What a bikini photo of Alexandria Ocasio-Cortez tells us about the ominous future of AI

New research on image generation algorithms has revealed alarming evidence of bias. It’s time to tackle the problem of technology embedded discrimination, before it’s too late

Want to see a half-naked woman? Well you are in luck! The internet is full of pictures of scantily clad women. There are so many of these photos online, in fact, that artificial intelligence (AI) now seems to assume that women just don’t like wearing clothes.

In any case, this is what I am offering you in this summary of the results of a new study on image generation algorithms. The researchers fed these algorithms (which work like autocomplete, but for images) with photos of a man cropped under his neck: in 43% of cases, the image was autocomplete with the man wearing a suit . When you feed the same algorithm with a photo of a woman cropped in the same way, the image is automatically completed with a low neckline top or bikini 53% of the time. For some reason, the researchers gave the algorithm a photo of Democratic Congresswoman Alexandria Ocasio-Cortez and found that it also automatically generated an image of her in a bikini (after ethical concerns were raised on Twitter , the researchers had the computer-generated image of AOC in a swimsuit removed from the research document).

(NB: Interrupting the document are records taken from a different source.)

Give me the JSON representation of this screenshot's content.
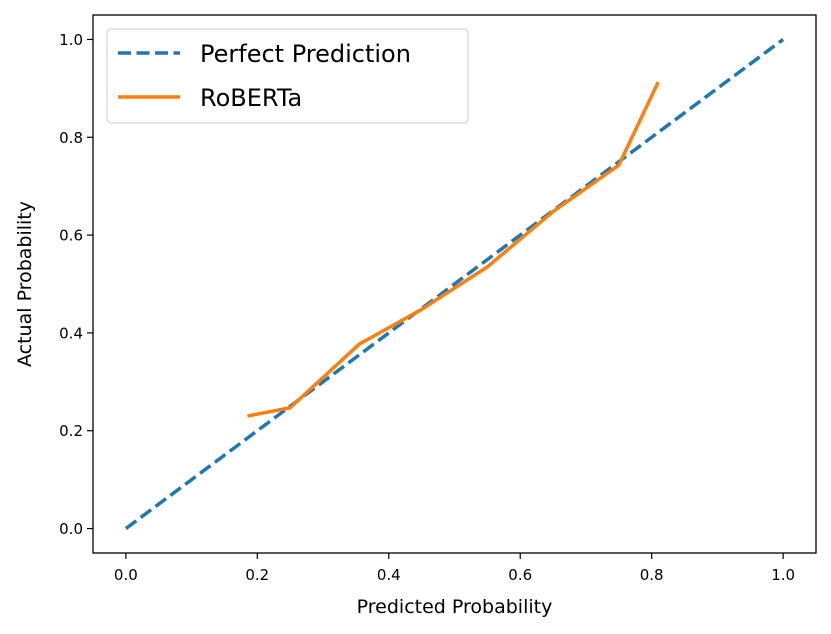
{
  "chart_data": {
    "type": "line",
    "xlabel": "Predicted Probability",
    "ylabel": "Actual Probability",
    "xlim": [
      -0.05,
      1.05
    ],
    "ylim": [
      -0.05,
      1.05
    ],
    "xticks": [
      "0.0",
      "0.2",
      "0.4",
      "0.6",
      "0.8",
      "1.0"
    ],
    "yticks": [
      "0.0",
      "0.2",
      "0.4",
      "0.6",
      "0.8",
      "1.0"
    ],
    "grid": false,
    "legend_position": "upper-left",
    "series": [
      {
        "name": "Perfect Prediction",
        "style": "dashed",
        "color": "#1f77b4",
        "x": [
          0.0,
          1.0
        ],
        "y": [
          0.0,
          1.0
        ]
      },
      {
        "name": "RoBERTa",
        "style": "solid",
        "color": "#ff7f0e",
        "x": [
          0.185,
          0.25,
          0.355,
          0.45,
          0.55,
          0.65,
          0.75,
          0.81
        ],
        "y": [
          0.23,
          0.247,
          0.377,
          0.448,
          0.535,
          0.648,
          0.743,
          0.913
        ]
      }
    ]
  }
}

Why was the algorithm so fond of bikini photos? Well, because “garbage in” means “garbage out”: AI “learned” what a typical woman looked like by consuming an online dataset that contained a lot of photos of half-naked women. This study reminds us once again that AI is often associated with prejudice. And that’s not an academic question: as algorithms control more and more of our lives, it’s a problem that has devastating consequences in the real world. In 2015, for example, Amazon discovered that the secret AI recruiting tool it was using treated any mention of the word “women” as a red flag. Racist facial recognition algorithms have also led to the arrests of blacks for crimes they did not commit. And, last year, an algorithm used to determine the grades of A-level and GCSE students in England appeared to disproportionately downgrade disadvantaged students.

As for those image-generating algorithms that believe women should wear bikinis? They are used in everything from digital job interview platforms to photo editing. And they are also used to create huge amounts of fake pornography. A computer generated AOC in a bikini is just the tip of the iceberg: unless we talk about algorithmic bias, the internet is going to become an unbearable place for women.